At times he used his speech, delivered from the West Front of the Capitol, to reprise arguments from the fall campaign, rebutting the notion expressed by conservative opponents that America risks becoming “a nation of takers" and extolling the value of proactive government in society. Instead of declaring the end of “petty grievances," as he did taking the oath as the 44th president in 2009, he challenged Republicans to step back from their staunch opposition to his agenda.
“Progress does not compel us to settle centuries-old debates about the role of government for all time — but it does require us to act in our time," he said in the 18-minute address.
“For now decisions are upon us, and we cannot afford delay. We cannot mistake absolutism for principle or substitute spectacle for politics or treat name-calling as reasoned debate. We must act."
Obama became the first president ever to mention the word “gay" in an Inaugural Address as he equated the drive for same-sex marriage to the quests for racial and gender equality.

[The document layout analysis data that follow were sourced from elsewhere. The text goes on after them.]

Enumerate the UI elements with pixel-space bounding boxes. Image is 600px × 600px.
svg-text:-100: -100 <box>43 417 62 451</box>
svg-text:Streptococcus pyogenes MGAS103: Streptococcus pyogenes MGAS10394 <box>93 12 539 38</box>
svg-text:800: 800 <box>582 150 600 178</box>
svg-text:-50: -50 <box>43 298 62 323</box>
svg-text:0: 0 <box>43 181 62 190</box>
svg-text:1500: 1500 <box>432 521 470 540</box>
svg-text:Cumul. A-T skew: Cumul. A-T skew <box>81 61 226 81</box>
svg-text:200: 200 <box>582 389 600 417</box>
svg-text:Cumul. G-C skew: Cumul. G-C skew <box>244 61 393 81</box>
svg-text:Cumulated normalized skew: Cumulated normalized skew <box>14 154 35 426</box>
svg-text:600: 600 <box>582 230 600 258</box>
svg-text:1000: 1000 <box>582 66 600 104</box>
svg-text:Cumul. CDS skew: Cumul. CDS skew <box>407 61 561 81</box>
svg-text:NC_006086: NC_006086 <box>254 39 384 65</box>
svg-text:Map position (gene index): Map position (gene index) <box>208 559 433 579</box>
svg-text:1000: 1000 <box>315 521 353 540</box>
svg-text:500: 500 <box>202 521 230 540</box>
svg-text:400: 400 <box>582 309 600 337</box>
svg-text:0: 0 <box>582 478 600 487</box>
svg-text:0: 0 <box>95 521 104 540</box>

The festivities at the Capitol came a day after Obama officially took the oath in a quiet ceremony with his family at the White House on the date set by the Constitution. With Inauguration Day falling on a Sunday, the swearing-in was then repeated for an energized mass audience a day later, accompanied by the pomp and parade that typically surround the quadrennial tradition.
Hundreds of thousands of people gathered on a brisk but bright day, a huge crowd by any measure, though far less than the record turnout four years ago. If the day felt restrained compared with the historic mood the last time, it reflected a more restrained moment in the life of the country. The hopes and expectations that loomed so large with Obama’s taking the office in 2009, even amid economic crisis, have long since faded into a starker sense of the limits of his presidency.
Now 51 and noticeably grayer, Obama appeared alternately upbeat and reflective. When he re-entered the Capitol at the conclusion of the ceremony, he suddenly stopped his entourage to turn back toward the cheering crowds gathered on the National Mall.
“I want to take a look one more time," he said. “I’m not going to see this again."
If the president was wistful, his message was firm. He largely eschewed foreign policy except to recommend engagement over war, and instead focused on addressing poverty and injustice at home. He did little to adopt the language of the opposition, as he has done at moments in the past, and instead directly confronted conservative philosophy.
“The commitments we make to each other — through Medicare and Medicaid and Social Security — these things do not sap our initiative; they strengthen us," he said. “They do not make us a nation of takers; they free us to take the risks that make this country great."
The phrase “nation of takers" was a direct rebuke to Republicans like Rep. Paul Ryan of Wisconsin, last year’s vice presidential nominee, and several opposition lawmakers took umbrage at the president’s tone.
“I would have liked to see a little more on outreach and working together," said Sen. John McCain of Arizona, the Republican who lost to Obama four years ago. “There was not, as I’ve seen in other inaugural speeches, ‘I want to work with my colleagues.’"
Rep. Pete Sessions of Texas, a member of the Republican leadership, said that from the opening prayer to the closing benediction, “It was apparent our country’s in chaos and what our great president has brought us is upheaval." He added, “We’re now managing America’s demise, not America’s great future."
Obama struck a more conciliatory note during an unscripted toast during lunch with congressional leaders in Statuary Hall after the ceremony.
“Regardless of our political persuasions and perspectives, I know that all of us serve because we believe that we can make America for future generations," he said.